"企業乗っ取り屋"で名を馳せる人物が次なるターゲットとしたのは、米Microsoftとの買収攻防戦を繰り広げる米Yahoo!だった - 億万長者で投資家のCarl Icahn氏が米Yahoo!株式の約3.5%にあたる5,000万株ほどを取得したことが13日(現地時間)にわかった。米Wall Street Journalを含む、複数の報道機関が同件に近い筋の情報として伝えている。Icahn氏は業績や株価の低迷する企業の株式を大量に買い集め、大株主として経営陣の刷新や企業改革を矢継ぎ早に要求するなど、物言う株主として企業経営陣らに恐れられている人物。今回もMicrosoftによるYahoo!争奪戦に参加することで、Microsoftへの買収交渉再開やYahoo!経営陣への企業売却要求などを行い、Microsoftが以前に提案した1株あたり31ドルまたは33ドルでのYahoo!買収を実現することが狙いとみられる。
米Yahoo!は7月3日に株主総会を予定しており、委任状争奪戦の前段階にあたる取締役推薦締め切りが5月15日に迫っている。大量株取得で委任状争奪戦へと参戦し、MicrosoftならびにYahoo!経営陣を再び買収交渉の席へと着かせ、同氏の取得したYahoo!株価よりも高値でMicrosoftへの売却を誘導するのが目的と考えられる。Icahn氏が争奪戦に参加の意向を示したとの米CNBCの報道を受け、13日の取引でYahoo!株は急騰、前日比5.15%アップの26.56ドルで取引を終えている。一方で同日の時間外取引では急反転、6.44%下落の24.85ドルとなっている。
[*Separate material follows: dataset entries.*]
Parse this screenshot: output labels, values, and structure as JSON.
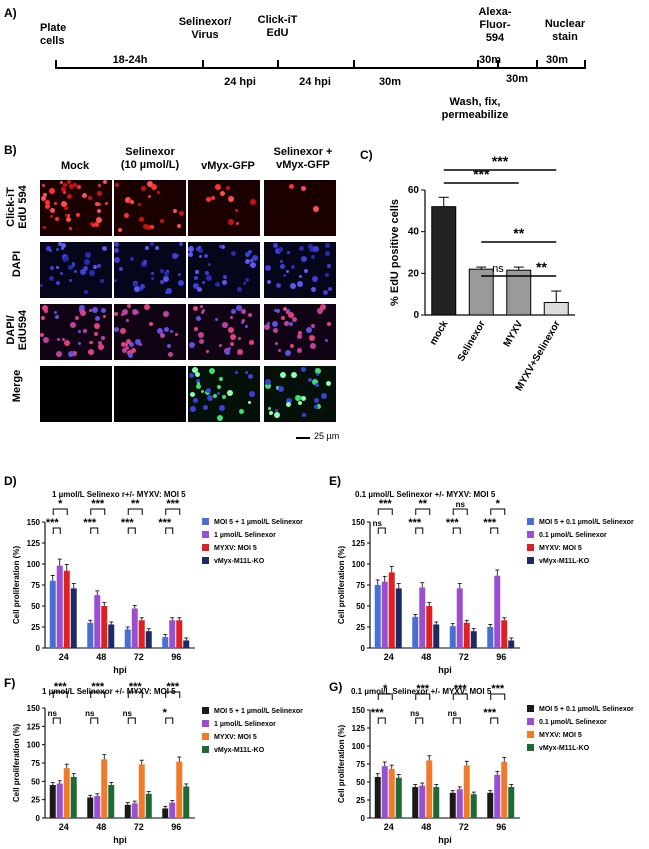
{
  "panel_letters": {
    "a": "A)",
    "b": "B)",
    "c": "C)",
    "d": "D)",
    "e": "E)",
    "f": "F)",
    "g": "G)"
  },
  "timeline": {
    "events_top": [
      "Plate\ncells",
      "Selinexor/\nVirus",
      "Click-iT\nEdU",
      "Alexa-\nFluor-\n594",
      "Nuclear\nstain"
    ],
    "interval_18": "18-24h",
    "interval_24a": "24 hpi",
    "interval_24b": "24 hpi",
    "interval_30a": "30m",
    "interval_30b": "30m",
    "interval_30c": "30m",
    "interval_30d": "30m",
    "wash": "Wash, fix,\npermeabilize"
  },
  "microscopy": {
    "columns": [
      "Mock",
      "Selinexor\n(10 µmol/L)",
      "vMyx-GFP",
      "Selinexor +\nvMyx-GFP"
    ],
    "rows": [
      "Click-iT\nEdU 594",
      "DAPI",
      "DAPI/\nEdU594",
      "Merge"
    ],
    "scale_bar": "25 µm"
  },
  "chart_data": [
    {
      "id": "C",
      "type": "bar",
      "categories": [
        "mock",
        "Selinexor",
        "MYXV",
        "MYXV+Selinexor"
      ],
      "values": [
        52,
        22,
        21.5,
        6
      ],
      "errors": [
        4.5,
        1,
        1.5,
        5.5
      ],
      "colors": [
        "#222222",
        "#9a9a9a",
        "#9a9a9a",
        "#dddddd"
      ],
      "ylabel": "% EdU positive cells",
      "ylim": [
        0,
        60
      ],
      "yticks": [
        0,
        20,
        40,
        60
      ],
      "significance": [
        {
          "from": 0,
          "to": 3,
          "label": "***"
        },
        {
          "from": 0,
          "to": 2,
          "label": "***"
        },
        {
          "from": 1,
          "to": 3,
          "label": "**"
        },
        {
          "from": 1,
          "to": 2,
          "label": "ns"
        },
        {
          "from": 2,
          "to": 3,
          "label": "**"
        }
      ]
    },
    {
      "id": "D",
      "type": "bar",
      "title": "1 µmol/L Selinexo r+/- MYXV: MOI 5",
      "categories": [
        "24",
        "48",
        "72",
        "96"
      ],
      "xlabel": "hpi",
      "ylabel": "Cell proliferation (%)",
      "ylim": [
        0,
        150
      ],
      "yticks": [
        0,
        25,
        50,
        75,
        100,
        125,
        150
      ],
      "series": [
        {
          "name": "MOI 5 + 1 µmol/L Selinexor",
          "color": "#4a6fd4",
          "values": [
            80,
            30,
            22,
            13
          ]
        },
        {
          "name": "1 µmol/L Selinexor",
          "color": "#9b4fd0",
          "values": [
            98,
            63,
            47,
            33
          ]
        },
        {
          "name": "MYXV: MOI 5",
          "color": "#e02020",
          "values": [
            92,
            50,
            33,
            33
          ]
        },
        {
          "name": "vMyx-M11L-KO",
          "color": "#1c2a66",
          "values": [
            71,
            28,
            20,
            9
          ]
        }
      ],
      "sig_top": [
        "*",
        "***",
        "**",
        "***"
      ],
      "sig_bottom": [
        "***",
        "***",
        "***",
        "***"
      ]
    },
    {
      "id": "E",
      "type": "bar",
      "title": "0.1 µmol/L Selinexor +/- MYXV: MOI 5",
      "categories": [
        "24",
        "48",
        "72",
        "96"
      ],
      "xlabel": "hpi",
      "ylabel": "Cell proliferation (%)",
      "ylim": [
        0,
        150
      ],
      "yticks": [
        0,
        25,
        50,
        75,
        100,
        125,
        150
      ],
      "series": [
        {
          "name": "MOI 5 + 0.1 µmol/L Selinexor",
          "color": "#4a6fd4",
          "values": [
            75,
            37,
            26,
            25
          ]
        },
        {
          "name": "0.1 µmol/L Selinexor",
          "color": "#9b4fd0",
          "values": [
            79,
            72,
            71,
            86
          ]
        },
        {
          "name": "MYXV: MOI 5",
          "color": "#e02020",
          "values": [
            90,
            50,
            30,
            33
          ]
        },
        {
          "name": "vMyx-M11L-KO",
          "color": "#1c2a66",
          "values": [
            71,
            28,
            20,
            9
          ]
        }
      ],
      "sig_top": [
        "***",
        "**",
        "ns",
        "*"
      ],
      "sig_bottom": [
        "ns",
        "***",
        "***",
        "***"
      ]
    },
    {
      "id": "F",
      "type": "bar",
      "title": "1 µmol/L Selinexor +/- MYXV: MOI 5",
      "categories": [
        "24",
        "48",
        "72",
        "96"
      ],
      "xlabel": "hpi",
      "ylabel": "Cell proliferation (%)",
      "ylim": [
        0,
        150
      ],
      "yticks": [
        0,
        25,
        50,
        75,
        100,
        125,
        150
      ],
      "series": [
        {
          "name": "MOI 5 + 1 µmol/L Selinexor",
          "color": "#1a1a1a",
          "values": [
            45,
            28,
            18,
            13
          ]
        },
        {
          "name": "1 µmol/L Selinexor",
          "color": "#9b4fd0",
          "values": [
            47,
            30,
            20,
            21
          ]
        },
        {
          "name": "MYXV: MOI 5",
          "color": "#f07a2a",
          "values": [
            68,
            80,
            73,
            77
          ]
        },
        {
          "name": "vMyx-M11L-KO",
          "color": "#1f6a34",
          "values": [
            56,
            45,
            33,
            43
          ]
        }
      ],
      "sig_top": [
        "***",
        "***",
        "***",
        "***"
      ],
      "sig_bottom": [
        "ns",
        "ns",
        "ns",
        "*"
      ]
    },
    {
      "id": "G",
      "type": "bar",
      "title": "0.1 µmol/L Selinexor +/- MYXV: MOI 5",
      "categories": [
        "24",
        "48",
        "72",
        "96"
      ],
      "xlabel": "hpi",
      "ylabel": "Cell proliferation (%)",
      "ylim": [
        0,
        150
      ],
      "yticks": [
        0,
        25,
        50,
        75,
        100,
        125,
        150
      ],
      "series": [
        {
          "name": "MOI 5 + 0.1 µmol/L Selinexor",
          "color": "#1a1a1a",
          "values": [
            57,
            43,
            35,
            35
          ]
        },
        {
          "name": "0.1 µmol/L Selinexor",
          "color": "#9b4fd0",
          "values": [
            72,
            45,
            40,
            60
          ]
        },
        {
          "name": "MYXV: MOI 5",
          "color": "#f07a2a",
          "values": [
            68,
            80,
            73,
            78
          ]
        },
        {
          "name": "vMyx-M11L-KO",
          "color": "#1f6a34",
          "values": [
            56,
            43,
            33,
            43
          ]
        }
      ],
      "sig_top": [
        "*",
        "***",
        "***",
        "***"
      ],
      "sig_bottom": [
        "***",
        "ns",
        "ns",
        "***"
      ]
    }
  ]
}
幅広い業界をテリトリーとするIcahn氏だが、最近では特にIT企業のターゲットが増えつつある。ITバブル崩壊、サブプライムを発端とした米景気後退で好業績企業と低迷企業の2極化が進行しつつあるなか、優良資産を持つ名門企業の改革や、ライバルへの買収打診など、同氏の活動に適した素地が出来つつあることが理由だろう。直近では、米Oracleによる米BEA Systems買収、米MotorolaのCEO交替や携帯事業分離などは、Icahn氏が取引に直接関与している。またつい数日前には、業績低迷から身売り説が出ている電気製品小売り事業者の米Circuit City買収候補として、レンタルビデオ事業者最大手の米Blockbusterに加え、やはりIcahn氏の名前が挙がっていた。